We go down for dinner and have to share a table with Rikke from Denmark, Daniel from Britain and Natasha from Goa in India.
Easy access  - not.

Not much other room in our room

Its hard to tell from my photo but there was food and toothpicks etc on the floor

Peeling paint
However!!!!... the conversation flows (I'm adjusting to that India Tempranillo). I say that I would love to get dressed up in the full saree outfit. Natasha says "I can help with that" but first I will have to buy a saree which I don't want to do. Rikke offers hers. And my response is "If you lend me your saree, Natasha helps me get into it, I will make a donation to the ashram for abused women that Rikke has been helping out at." We agree to meet tomorrow night for the action!

Wednesday, March 4, 2020

Less viewing, more doing. Jaipur Tues 10th Feb

We stopped at a factory display warehouse, of block printing and hand knotted rugs and other textiles. We look at the displays and then I have a go, then the doors open and there is a huge shop! I buy a few silk scarves.
Three colours on three different blocks - one that was prepared earlier

Second colour going on - very intricate

Now my turn! The outline block.

It's perfect!

Now adding the first colour. Everything must line up.

Yep, I think I've got it!

Give it a thump!

All right I will!

It looks kind of brown, but the colours are Henna, pomegranate husk, cherry tree root and cacao

He is going to put it in an oxidising solution to change and set the colours

While this is drying we go and see the rug making.

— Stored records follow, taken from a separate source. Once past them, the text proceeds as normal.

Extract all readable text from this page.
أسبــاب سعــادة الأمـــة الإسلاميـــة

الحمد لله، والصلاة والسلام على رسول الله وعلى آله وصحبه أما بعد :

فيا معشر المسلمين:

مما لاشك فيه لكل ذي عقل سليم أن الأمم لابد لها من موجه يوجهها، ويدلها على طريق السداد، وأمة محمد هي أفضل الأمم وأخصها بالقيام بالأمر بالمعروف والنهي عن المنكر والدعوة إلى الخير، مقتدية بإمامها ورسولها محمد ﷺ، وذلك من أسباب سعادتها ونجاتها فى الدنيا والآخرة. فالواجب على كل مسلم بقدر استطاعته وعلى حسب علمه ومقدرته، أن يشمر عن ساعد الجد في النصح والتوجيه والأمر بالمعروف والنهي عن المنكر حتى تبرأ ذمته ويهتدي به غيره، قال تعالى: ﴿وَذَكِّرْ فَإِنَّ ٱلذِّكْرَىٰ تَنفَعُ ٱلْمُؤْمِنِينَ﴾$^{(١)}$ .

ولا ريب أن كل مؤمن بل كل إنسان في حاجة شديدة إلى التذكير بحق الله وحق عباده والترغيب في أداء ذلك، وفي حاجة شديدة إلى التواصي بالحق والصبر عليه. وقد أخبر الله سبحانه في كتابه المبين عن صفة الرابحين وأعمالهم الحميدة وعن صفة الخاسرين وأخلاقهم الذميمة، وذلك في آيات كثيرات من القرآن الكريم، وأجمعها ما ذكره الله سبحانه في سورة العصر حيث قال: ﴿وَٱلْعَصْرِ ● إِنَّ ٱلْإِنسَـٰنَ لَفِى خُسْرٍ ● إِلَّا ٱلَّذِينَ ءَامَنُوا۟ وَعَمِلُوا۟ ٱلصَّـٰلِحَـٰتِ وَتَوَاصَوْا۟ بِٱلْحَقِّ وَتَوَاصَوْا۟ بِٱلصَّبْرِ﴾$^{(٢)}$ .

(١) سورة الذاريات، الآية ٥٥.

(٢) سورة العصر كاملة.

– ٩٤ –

They do get plenty of breaks - their concentration must be spot on as every one is hand knotted....

So the pattern even looks good from the back

Like merino there are long fibrous  threads every so often. These are burned off.

They are trimmed by hand!

Then each rug, after 3 or 4 months in production (depending on size and intricacy) is giving a final soapy suds wash before being put in the show room for sale.

Hard to decide - and I think I left one behind that I REALLY wanted!!

Then its on to the City Palace where the Rajasthani Royal Family still live. It shows in the upkeep of some wonderful buildings.
Inside the courtyard we are looking at the wing where the family lives

Tahir takes some photos of us at the peacock gate.


As the head of the royal family, A prince needed to bath in the water of the sacred Ganges. When he visited England last century he took two of these big vats made of silver with him. One came back filled with Whiskey. No wonder Royal Stag Whiskey sponsors a lot of cricket matches for the Indians
 Here there is an excellent clothing museum, but like a lot of museums with old cloth in them there is no photography allowed. We also have an excellent lunch here.
We pass Lakshmi Narayan temple on the way back. At night there is a 10minute show here, but given that it is over 30mins from the hotel we decline.
Also known as Vishnu

A glimpse of the modern university
We have another great meal at the restaurant tonight.